A 15-year-old sophomore at Honesdale High School was at first confused when she heard a male’s voice inside the girls’ locker room. Then she was horrified to see him wearing a T-shirt and women’s underwear (which made it obvious he was not a female) and staring at her while she was changing.
“It was first period,” she said, “and I had gym class. And I walked in [to change] with all my friends, and while I was putting on my pants, I heard a man’s voice. So I turned around, and he’s standing there on the opposite aisle looking at me. I glanced down, and I could tell that he was wearing women’s underwear and what was underneath it.”
Had there been notice from the school’s administration to students and parents that transgender students would be allowed to use locations that, by state law, are set for one specific gender? No. When the female student told her parents about her experience, they were shocked. Did the school do anything about the complaint? No. It simply repeated the liberal mantra that its position was right, and so no other positions can be worth consideration. The teen had to either change in front of the biological boy student or wait outside the locker room designated for her specific sex until the male finished changing clothes. She chose the latter, which made her late to other classes.
The student’s lawyer, Andrea Shaw, filed a complaint in March. In it, she detailed the unsettling experience and mentioned that the boy who identifies as a female has been seen around campus holding hands with females and is “female attracted.”
Furthermore, the male student chose the very last row of lockers in which to change, meaning he could walk by and see every female student in the locker room in various stages of undress. The only concession the school made was to ask the boy to dress behind a screen, to which he agreed. Nevertheless, while his male anatomy was shielded, he still had the opportunity to view all of the girls in the locker room.
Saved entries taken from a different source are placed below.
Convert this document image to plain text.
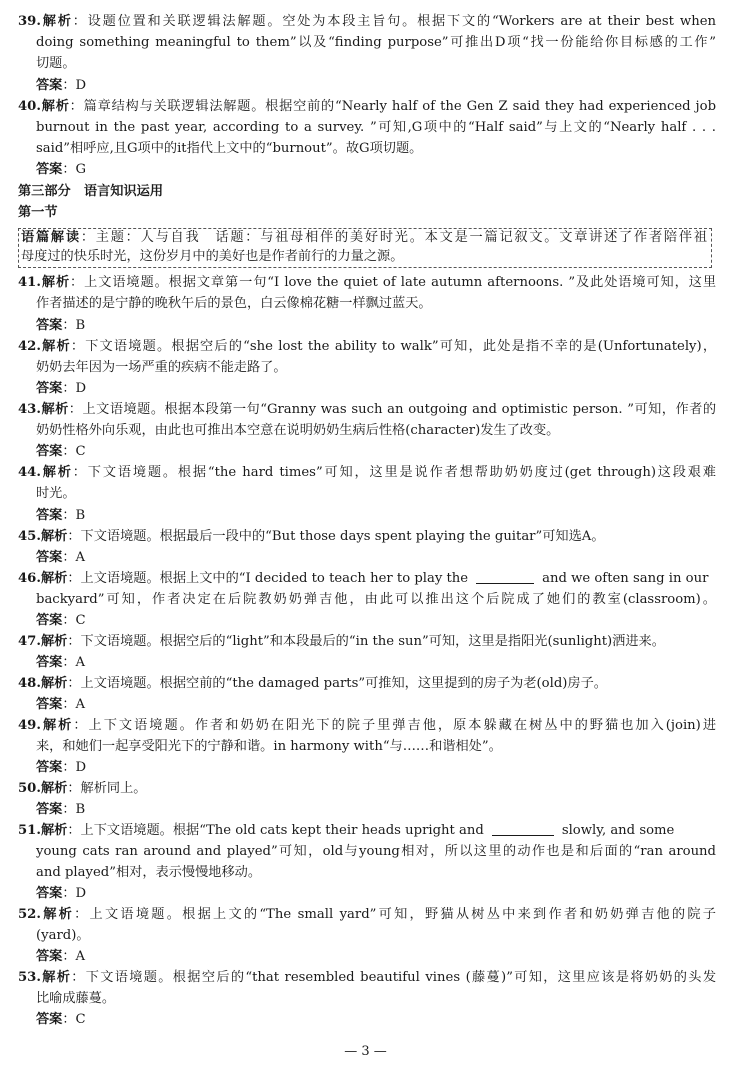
39.解析：设题位置和关联逻辑法解题。空处为本段主旨句。根据下文的“Workers are at their best when
doing something meaningful to them”以及“finding purpose”可推出D项“找一份能给你目标感的工作”
切题。
答案：D
40.解析：篇章结构与关联逻辑法解题。根据空前的“Nearly half of the Gen Z said they had experienced job
burnout in the past year, according to a survey. ”可知,G项中的“Half said”与上文的“Nearly half . . .
said”相呼应,且G项中的it指代上文中的“burnout”。故G项切题。
答案：G
第三部分　语言知识运用
第一节
语篇解读：主题：人与自我　话题：与祖母相伴的美好时光。本文是一篇记叙文。文章讲述了作者陪伴祖
母度过的快乐时光，这份岁月中的美好也是作者前行的力量之源。
41.解析：上文语境题。根据文章第一句“I love the quiet of late autumn afternoons. ”及此处语境可知，这里
作者描述的是宁静的晚秋午后的景色，白云像棉花糖一样飘过蓝天。
答案：B
42.解析：下文语境题。根据空后的“she lost the ability to walk”可知，此处是指不幸的是(Unfortunately)，
奶奶去年因为一场严重的疾病不能走路了。
答案：D
43.解析：上文语境题。根据本段第一句“Granny was such an outgoing and optimistic person. ”可知，作者的
奶奶性格外向乐观，由此也可推出本空意在说明奶奶生病后性格(character)发生了改变。
答案：C
44.解析：下文语境题。根据“the hard times”可知，这里是说作者想帮助奶奶度过(get through)这段艰难
时光。
答案：B
45.解析：下文语境题。根据最后一段中的“But those days spent playing the guitar”可知选A。
答案：A
46.解析：上文语境题。根据上文中的“I decided to teach her to play the	and we often sang in our
backyard”可知，作者决定在后院教奶奶弹吉他，由此可以推出这个后院成了她们的教室(classroom)。
答案：C
47.解析：下文语境题。根据空后的“light”和本段最后的“in the sun”可知，这里是指阳光(sunlight)洒进来。
答案：A
48.解析：上文语境题。根据空前的“the damaged parts”可推知，这里提到的房子为老(old)房子。
答案：A
49.解析：上下文语境题。作者和奶奶在阳光下的院子里弹吉他，原本躲藏在树丛中的野猫也加入(join)进
来，和她们一起享受阳光下的宁静和谐。in harmony with“与……和谐相处”。
答案：D
50.解析：解析同上。
答案：B
51.解析：上下文语境题。根据“The old cats kept their heads upright and	slowly, and some
young cats ran around and played”可知，old与young相对，所以这里的动作也是和后面的“ran around
and played”相对，表示慢慢地移动。
答案：D
52.解析：上文语境题。根据上文的“The small yard”可知，野猫从树丛中来到作者和奶奶弹吉他的院子
(yard)。
答案：A
53.解析：下文语境题。根据空后的“that resembled beautiful vines (藤蔓)”可知，这里应该是将奶奶的头发
比喻成藤蔓。
答案：C
— 3 —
Shaw said the school is violating the female students’ right to privacy:
“Female students cannot wear skin-tight clothing, yoga pants, spandex, tights, form-fitting blouses, or short tops that expose a bare midriff, short dresses or skirts, shorts …. Yet the school does not find it objectionable to permit a female-attracted male student to view girls while they are undressed or for the girls to see the male student’s genitals outlined in [women’s] underwear.”
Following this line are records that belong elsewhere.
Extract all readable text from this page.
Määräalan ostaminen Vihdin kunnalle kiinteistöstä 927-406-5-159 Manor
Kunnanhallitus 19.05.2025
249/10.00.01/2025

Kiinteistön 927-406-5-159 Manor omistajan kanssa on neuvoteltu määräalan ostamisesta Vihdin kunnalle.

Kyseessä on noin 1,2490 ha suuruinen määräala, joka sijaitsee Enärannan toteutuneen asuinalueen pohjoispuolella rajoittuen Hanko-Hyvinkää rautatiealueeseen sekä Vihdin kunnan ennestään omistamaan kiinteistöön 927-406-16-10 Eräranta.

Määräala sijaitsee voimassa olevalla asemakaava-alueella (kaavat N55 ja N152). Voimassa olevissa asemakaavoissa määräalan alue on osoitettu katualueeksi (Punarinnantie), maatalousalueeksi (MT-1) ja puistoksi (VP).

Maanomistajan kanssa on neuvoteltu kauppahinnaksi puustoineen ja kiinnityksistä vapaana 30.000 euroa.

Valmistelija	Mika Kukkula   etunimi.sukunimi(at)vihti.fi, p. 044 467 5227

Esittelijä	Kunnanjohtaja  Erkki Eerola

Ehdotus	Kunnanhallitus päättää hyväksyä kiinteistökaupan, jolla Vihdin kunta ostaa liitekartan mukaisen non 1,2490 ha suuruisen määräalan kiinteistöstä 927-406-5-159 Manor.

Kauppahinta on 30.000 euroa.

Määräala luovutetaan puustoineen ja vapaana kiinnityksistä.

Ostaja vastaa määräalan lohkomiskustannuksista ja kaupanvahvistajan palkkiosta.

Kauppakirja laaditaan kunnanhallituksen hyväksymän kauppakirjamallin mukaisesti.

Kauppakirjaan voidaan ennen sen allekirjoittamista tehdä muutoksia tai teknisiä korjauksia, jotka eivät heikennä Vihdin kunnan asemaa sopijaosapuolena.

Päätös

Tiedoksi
Boys in the Girls Room and Beyond
The locker room wasn’t the only female-only area to which this boy was granted access. He also could also use the ladies’ restrooms, another situation that made female students highly uncomfortable.
The trans student also competes in cross-country women’s sports, despite a clear biological advantage. Parents and students are worried the school might put him in the same hotel room with one of their daughters at off-campus athletic events.
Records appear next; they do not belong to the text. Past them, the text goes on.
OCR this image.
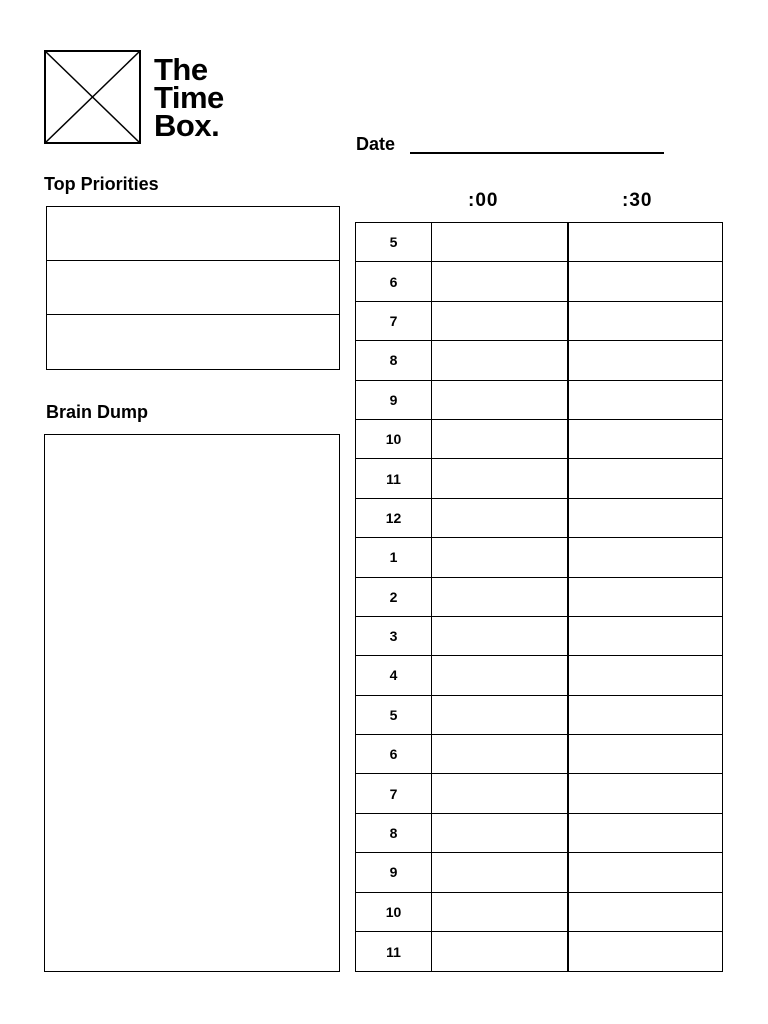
The
Time
Box.
Date
Top Priorities
Brain Dump
:00	:30
5
6
7
8
9
10
11
12
1
2
3
4
5
6
7
8
9
10
11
The female student feels like an outcast for making the complaint, and other female students are afraid to declare similar concerns because it appears the school administration is not willing to protect their right to privacy.
“Given the culture’s treatment of LGBT issues,” Shaw said, “[her client] has to choose between her privacy and ostracism.”
We knew this was coming, didn’t we? Our daughters now feel the brunt of the Obama administration’s attempt to equalize the sexes with no regard for privacy concerns. One boy’s right to identify as female supplants the privacy rights of a locker room full of teen girls. If schools actually cared about their students – all of their students – they would install unisex facilities with private areas so that everyone could select an appropriate place to perform activities they wish to remain confidential and out of sight.